Cevap: Namaz da oruç da Allah’ın emridir, bir Müslüman her ikisinden de sorumludur. İnkâr etmediği ve alaya almadığı müddetçe bunlardan birini yerine getirmemesi diğerini terk etmesini gerektirmez. Allah Teâlâ terk ettiği ibadetinin cezasını, yerine getirdiğinin ise mükâfatını verir. Yani namaz kılmayan kişi büyük bir günah işlemektedir. Fakat bu, onun ramazan orucu tutmasına engel değildir. Orucunu tutmakla mükelleftir.
Dünyada iken işlediği amelleri boşa gidecek olanlar kâfirlerdir, Müslümanlar değil. Konuyla ilgili ayetler şöyledir: “De ki: İşleri yönünden ahirette en büyük kayba uğrayanların kimler olduklarını bildireyim mi?
Onlar o kimselerdir ki dünya hayatında yaptıkları işlerin karşılıkları hep boşa gidecektir. Hâlbuki kendilerinin güzel güzel işler yaptıklarını sanırlar. İşte onlar Rablerinin ayetlerini ve O’na kavuşmayı inkâr etmiş, bu yüzden de yaptıkları iyi işler boşa gitmiştir. Tartılacak şeyleri kalmadığından kıyamet günü onlar için artık tartı âleti koymayacağız. İşte kâfir olmaları, ayetlerimle ve elçilerimle alay etmeleri sebebiyle, şu cehennem onların cezası olarak hazırlanmıştır.” (Kehf, 18/103-106)

Soru: Kusmak orucu bozar mı?

Cevap: Kusmak orucu bozmaz. Orucu bozan şeyler; yeme, içme, cinsel ilişkidir. Abdullah İbn Abbas ve İkrime, “Oruç, vücuttan içeri girecek şeylere karşı kendini tutmaktır, dışarı çıkacak şeylere değil” diyerek kusmanın orucu bozmayacağını söylemişlerdir.”(Buhârî, Savm, 32)

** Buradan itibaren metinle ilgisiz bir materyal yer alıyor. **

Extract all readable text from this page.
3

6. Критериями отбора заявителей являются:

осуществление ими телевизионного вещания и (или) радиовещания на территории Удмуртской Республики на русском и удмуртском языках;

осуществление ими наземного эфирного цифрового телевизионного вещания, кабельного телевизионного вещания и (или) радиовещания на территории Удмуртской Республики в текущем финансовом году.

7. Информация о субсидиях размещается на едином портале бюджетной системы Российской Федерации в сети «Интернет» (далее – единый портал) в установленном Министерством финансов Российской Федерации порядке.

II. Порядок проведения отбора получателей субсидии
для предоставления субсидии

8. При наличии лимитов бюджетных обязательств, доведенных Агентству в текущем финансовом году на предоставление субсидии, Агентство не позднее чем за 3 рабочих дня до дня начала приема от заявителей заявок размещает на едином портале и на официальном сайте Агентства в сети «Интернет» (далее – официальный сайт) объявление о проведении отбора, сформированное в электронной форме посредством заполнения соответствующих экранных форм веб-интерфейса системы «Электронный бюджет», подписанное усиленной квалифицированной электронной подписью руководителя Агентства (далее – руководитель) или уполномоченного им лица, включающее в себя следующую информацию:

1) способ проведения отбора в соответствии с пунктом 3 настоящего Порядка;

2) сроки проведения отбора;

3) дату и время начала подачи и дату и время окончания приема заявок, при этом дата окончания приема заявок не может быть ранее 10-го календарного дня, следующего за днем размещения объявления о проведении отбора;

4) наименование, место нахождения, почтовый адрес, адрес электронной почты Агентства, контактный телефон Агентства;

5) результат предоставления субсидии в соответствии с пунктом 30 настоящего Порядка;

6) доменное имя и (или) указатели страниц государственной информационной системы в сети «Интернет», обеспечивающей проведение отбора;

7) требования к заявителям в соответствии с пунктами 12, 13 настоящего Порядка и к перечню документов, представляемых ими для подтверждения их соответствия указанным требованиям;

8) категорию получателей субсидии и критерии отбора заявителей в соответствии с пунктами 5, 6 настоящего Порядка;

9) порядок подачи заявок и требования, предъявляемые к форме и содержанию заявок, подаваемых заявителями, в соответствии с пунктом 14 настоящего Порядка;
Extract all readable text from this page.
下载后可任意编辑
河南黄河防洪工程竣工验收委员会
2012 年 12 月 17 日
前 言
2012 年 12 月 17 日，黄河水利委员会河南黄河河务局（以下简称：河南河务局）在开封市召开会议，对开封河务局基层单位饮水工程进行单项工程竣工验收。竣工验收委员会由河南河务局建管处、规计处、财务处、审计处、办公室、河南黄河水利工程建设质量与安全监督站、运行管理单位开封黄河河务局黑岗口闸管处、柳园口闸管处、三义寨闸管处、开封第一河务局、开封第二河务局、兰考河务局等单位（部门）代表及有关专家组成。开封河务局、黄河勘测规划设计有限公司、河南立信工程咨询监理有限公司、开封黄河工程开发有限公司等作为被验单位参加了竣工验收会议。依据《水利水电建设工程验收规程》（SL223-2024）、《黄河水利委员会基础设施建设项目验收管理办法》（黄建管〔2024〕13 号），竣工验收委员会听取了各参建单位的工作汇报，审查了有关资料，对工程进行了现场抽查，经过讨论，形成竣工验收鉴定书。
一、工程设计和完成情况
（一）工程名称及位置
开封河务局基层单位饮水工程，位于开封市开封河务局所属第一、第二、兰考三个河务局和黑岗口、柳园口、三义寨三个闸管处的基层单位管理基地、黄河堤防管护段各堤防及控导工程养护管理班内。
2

Oruçla ilgili ayetlere bakıldığında da ağız dolusu dahi olsa kusmanın orucu bozmayacağı anlaşılmaktadır. Dolayısıyla böyle bir durumla karşılaşan kişilerin oruçlarına devam etmeleri gerekir. Ama hastalanmışlarsa oruçlarını bozabilirler. Bu durumda bozdukları orucun yerine ramazandan sonra 1 gün kaza orucu tutmaları gerekecektir.